In the end, Goal number 3: health and well-being for all, Goal Number 5: gender equality and Goal 13: climate action were achieved – but only in the fictitious country of “Hive Mind”, a digital game that determined a big part of the three-days “Global Festival of Ideas for Sustainable Development” (GFI4SD) last week in Bonn/Germany.  In the real world of 2017 we are still far from having fulfilled any of the 17 Sustainable Development Goals (SDGs), agreed upon by the United Nations in 2015. Changing that situation, communicating the SDGs to a broader public worldwide and thus enforcing their implementation was therefore the overall aim of the SDG Festival – the first of its kind, also marking the launch of the SDG campaign, run by the United Nations System Staff College (UNSSC) and from now on situated in Bonn.

From information to action; the complex concept of the 17 SDGs with their 169 targets, at first glance too abstract to be comprehensive, needs to be communicated in a more emotional way.

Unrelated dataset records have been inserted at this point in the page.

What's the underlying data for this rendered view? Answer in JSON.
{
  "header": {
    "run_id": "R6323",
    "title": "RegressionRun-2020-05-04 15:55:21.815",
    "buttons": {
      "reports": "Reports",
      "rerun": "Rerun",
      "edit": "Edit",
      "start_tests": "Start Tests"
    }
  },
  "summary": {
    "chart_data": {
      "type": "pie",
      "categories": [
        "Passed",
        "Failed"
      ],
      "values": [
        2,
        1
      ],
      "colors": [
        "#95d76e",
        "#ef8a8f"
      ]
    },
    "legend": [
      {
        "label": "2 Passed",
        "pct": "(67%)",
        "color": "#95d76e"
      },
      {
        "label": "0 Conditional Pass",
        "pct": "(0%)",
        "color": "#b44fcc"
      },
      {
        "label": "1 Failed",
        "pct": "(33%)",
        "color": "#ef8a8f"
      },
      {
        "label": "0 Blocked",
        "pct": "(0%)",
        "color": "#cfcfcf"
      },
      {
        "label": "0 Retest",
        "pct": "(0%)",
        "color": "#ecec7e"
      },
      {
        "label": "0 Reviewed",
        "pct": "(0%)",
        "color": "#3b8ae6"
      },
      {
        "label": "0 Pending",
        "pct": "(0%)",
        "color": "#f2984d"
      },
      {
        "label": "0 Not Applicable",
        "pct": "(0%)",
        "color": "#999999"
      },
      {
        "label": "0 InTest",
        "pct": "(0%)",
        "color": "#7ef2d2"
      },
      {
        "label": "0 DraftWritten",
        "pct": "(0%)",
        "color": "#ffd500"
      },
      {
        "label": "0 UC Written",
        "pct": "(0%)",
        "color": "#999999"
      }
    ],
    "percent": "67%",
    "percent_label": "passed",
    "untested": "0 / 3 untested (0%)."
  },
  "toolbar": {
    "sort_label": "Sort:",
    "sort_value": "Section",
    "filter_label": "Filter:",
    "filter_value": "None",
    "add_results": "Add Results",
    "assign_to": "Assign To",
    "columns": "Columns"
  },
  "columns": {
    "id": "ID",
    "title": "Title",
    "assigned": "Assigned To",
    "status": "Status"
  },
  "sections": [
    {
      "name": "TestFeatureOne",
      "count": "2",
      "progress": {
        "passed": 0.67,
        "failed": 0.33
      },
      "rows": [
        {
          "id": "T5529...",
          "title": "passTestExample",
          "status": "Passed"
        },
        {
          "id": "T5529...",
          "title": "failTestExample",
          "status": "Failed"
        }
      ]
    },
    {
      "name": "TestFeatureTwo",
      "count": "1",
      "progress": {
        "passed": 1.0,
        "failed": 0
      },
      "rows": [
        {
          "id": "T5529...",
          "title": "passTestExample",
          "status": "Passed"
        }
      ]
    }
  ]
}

Only if we manage to directly link this new global political agenda to citizens daily life, it will be successful – this was one of the main assumptions during the conference. Accordingly, the event itself wasn’t short of opportunities for exchange and interactions – from online games to surveys, workshops, discussions – “a first playable conference”, as Michael Toomey, Global Director of the SDG Action Campaign put it. Still, many questions remained open , e.g. shall the SDGs be communicated as a whole, marketed as a label – or should we rather highlight individual goals, projects and success stories to promote the 2030 Agenda? And how to bring all relevant stakeholders on board?

Since one thing is for sure: Just to appeal to consumers and local actors to change their lifestyle and become more aware of economical and ecological sustainability will not do the job. A profound change of global political and social structures is indispensable for the implementation of the SDGs – and therefore political decision-makers all over the world need to be on board. Yet, in Bonn, they remained largely absent. The German Federal Ministry for Economic Cooperation and Development, BMZ, send its special representative for Sustainability,  Ingolf Dietrich. But no German or any other Minister, in charge of development or environmental protection, was seen in Bonn – let alone any head of state.

„We should not first and foremost bother so much about how to communicate the SDGs to the average citizen”, says therefore JürgenMaier, CEO at the German Forum Umwelt und Entwicklung (Forum Environment and Development), “the SDGs need to be manifested in the heads of our politicians.” The EU, for instance, “could do a good job for implementing the SDGs by coming up with a true sustainable reform of the common agricultural policy”. Whether any steps into that direction have been taken, can be checked next year. From now on, the SDG Festival is supposed to take place annually.